Occupier demand levels have remained weak, and more and more tenants are considering downsizing and to move to more affordable locations.

"More people appear to be moving to cheaper communities such as Reem Island and Al Reef which are proving to be the most popular. The decline in rents seen in 2017 is driving the trend where tenants are happier to relocate to save money on rents. Reem is much more affordable now than ever before, as is Al Reef, with three-bedroom villa rents dropping from Dh145,000 to around Dh120,000," says Sohail Raja, head of Abu Dhabi at Cavendish Maxwell.

"More people are moving to Reem Island as these units are newer and new supply is driving rents downwards. Therefore, people can get more for their money with parking, pools and gyms," says Ben Crompton, managing partner, Crompton Partners.

Rent reductions have been prominent within Al Reef and Reem Island due to the huge number of vacant units because of redundancies across oil, gas and banking sectors, suggest market experts.
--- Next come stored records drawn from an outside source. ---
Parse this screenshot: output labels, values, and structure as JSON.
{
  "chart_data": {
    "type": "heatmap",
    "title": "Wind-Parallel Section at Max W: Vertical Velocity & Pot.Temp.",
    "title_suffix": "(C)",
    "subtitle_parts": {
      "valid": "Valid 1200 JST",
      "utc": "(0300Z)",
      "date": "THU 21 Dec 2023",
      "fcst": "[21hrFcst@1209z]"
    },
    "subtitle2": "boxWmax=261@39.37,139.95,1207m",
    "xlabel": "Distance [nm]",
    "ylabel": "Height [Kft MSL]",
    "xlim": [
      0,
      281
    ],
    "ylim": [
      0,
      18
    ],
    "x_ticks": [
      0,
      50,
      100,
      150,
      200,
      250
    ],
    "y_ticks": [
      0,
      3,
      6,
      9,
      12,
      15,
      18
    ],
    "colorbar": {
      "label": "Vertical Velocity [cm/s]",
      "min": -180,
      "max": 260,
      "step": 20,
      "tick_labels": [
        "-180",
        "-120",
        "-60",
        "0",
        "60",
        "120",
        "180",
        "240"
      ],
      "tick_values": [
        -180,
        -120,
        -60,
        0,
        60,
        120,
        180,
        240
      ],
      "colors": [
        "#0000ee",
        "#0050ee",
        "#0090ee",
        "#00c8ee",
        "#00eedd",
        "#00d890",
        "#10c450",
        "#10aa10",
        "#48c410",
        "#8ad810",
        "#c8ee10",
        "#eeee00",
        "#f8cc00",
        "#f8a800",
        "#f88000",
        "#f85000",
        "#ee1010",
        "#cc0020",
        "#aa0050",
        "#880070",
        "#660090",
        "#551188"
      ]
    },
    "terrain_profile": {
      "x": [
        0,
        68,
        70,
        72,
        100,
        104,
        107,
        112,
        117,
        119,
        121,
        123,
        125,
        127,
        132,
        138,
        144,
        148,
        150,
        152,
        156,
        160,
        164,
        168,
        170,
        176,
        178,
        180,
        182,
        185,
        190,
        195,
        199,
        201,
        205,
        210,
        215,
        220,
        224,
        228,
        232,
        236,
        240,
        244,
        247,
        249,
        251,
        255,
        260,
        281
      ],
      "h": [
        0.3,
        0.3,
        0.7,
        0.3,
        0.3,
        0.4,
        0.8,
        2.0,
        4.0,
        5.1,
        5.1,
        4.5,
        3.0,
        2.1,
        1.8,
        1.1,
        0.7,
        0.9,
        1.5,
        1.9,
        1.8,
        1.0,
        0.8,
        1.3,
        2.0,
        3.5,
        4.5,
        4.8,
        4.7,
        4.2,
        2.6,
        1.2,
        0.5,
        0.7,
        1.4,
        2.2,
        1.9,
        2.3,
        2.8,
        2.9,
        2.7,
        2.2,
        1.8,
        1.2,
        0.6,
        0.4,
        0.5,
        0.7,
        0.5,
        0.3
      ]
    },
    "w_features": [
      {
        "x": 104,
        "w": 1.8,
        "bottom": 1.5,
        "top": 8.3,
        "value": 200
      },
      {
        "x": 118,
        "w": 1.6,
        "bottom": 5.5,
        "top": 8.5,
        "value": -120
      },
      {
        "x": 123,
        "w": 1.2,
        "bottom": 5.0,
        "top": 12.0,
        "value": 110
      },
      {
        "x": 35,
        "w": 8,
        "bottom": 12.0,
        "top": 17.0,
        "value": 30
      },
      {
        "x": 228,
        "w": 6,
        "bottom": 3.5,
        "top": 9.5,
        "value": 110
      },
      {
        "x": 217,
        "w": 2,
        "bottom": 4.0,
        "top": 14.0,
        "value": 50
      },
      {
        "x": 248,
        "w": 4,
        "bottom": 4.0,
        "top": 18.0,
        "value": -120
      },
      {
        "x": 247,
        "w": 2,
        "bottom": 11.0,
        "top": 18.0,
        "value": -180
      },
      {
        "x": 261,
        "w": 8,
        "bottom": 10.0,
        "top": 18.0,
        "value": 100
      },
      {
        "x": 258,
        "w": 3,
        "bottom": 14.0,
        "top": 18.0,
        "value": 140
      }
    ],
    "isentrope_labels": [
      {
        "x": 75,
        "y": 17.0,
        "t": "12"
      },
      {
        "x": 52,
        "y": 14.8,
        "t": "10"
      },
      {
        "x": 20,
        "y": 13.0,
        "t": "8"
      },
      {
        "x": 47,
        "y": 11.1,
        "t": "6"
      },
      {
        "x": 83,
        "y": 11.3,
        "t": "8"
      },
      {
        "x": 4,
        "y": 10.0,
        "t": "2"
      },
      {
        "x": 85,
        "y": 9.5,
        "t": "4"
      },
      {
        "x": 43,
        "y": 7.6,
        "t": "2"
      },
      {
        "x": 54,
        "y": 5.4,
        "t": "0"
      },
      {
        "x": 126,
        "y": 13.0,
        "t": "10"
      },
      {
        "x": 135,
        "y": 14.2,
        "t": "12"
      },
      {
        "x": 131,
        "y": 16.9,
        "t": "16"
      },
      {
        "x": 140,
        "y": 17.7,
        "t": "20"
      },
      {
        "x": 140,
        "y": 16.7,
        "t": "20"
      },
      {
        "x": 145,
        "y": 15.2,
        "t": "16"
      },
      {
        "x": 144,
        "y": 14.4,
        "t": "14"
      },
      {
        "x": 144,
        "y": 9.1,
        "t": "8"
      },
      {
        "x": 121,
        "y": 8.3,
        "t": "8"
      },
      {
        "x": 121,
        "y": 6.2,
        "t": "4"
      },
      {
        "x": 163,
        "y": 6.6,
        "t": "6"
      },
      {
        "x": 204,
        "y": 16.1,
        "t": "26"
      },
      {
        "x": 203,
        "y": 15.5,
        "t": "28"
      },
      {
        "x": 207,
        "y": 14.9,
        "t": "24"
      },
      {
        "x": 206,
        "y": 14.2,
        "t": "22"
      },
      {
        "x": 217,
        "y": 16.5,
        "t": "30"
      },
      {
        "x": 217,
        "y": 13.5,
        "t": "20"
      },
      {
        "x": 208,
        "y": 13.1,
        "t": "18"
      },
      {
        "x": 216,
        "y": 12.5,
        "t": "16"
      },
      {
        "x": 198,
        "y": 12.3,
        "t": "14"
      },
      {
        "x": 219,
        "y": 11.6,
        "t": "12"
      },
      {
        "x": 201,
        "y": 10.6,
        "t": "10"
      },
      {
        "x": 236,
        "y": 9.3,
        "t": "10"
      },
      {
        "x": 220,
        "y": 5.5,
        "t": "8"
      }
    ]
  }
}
"With employers also tightening their salary packages, employee housing allowances have been the cause for occupancy pressure in many larger units," informs Raja.

There has been widespread downsizing of accommodation to lower living costs. However, there are also residents taking advantage of falling rents to relocate and get preferential leasing terms.

"Apartment residents seeking larger family-orientated spaces at relatively affordable prices now have the option of moving to townhouses in communities such as Al Reef and Khalifa Park area at the same price. However, other factors are also important to consider, including the ease of access to public transportation, places of work and schools," Jimenea points out.

The top end of the Abu Dhabi housing market has experienced the sharpest rent declines. CBRE estimates that upscale properties along the Corniche, Al Raha Beach and Saadiyat Island have witnessed average rental deflation of 10 to 15 per cent over the past year.

"The most resilient community is Saadiyat Island, mainly because it is viewed as a luxury location to reside in. It doesn't cater to lower priced units and the type of tenants that reside on the island work for large organisations, where the rent is typically subsidised and generous housing allowances are offered," explains Raja.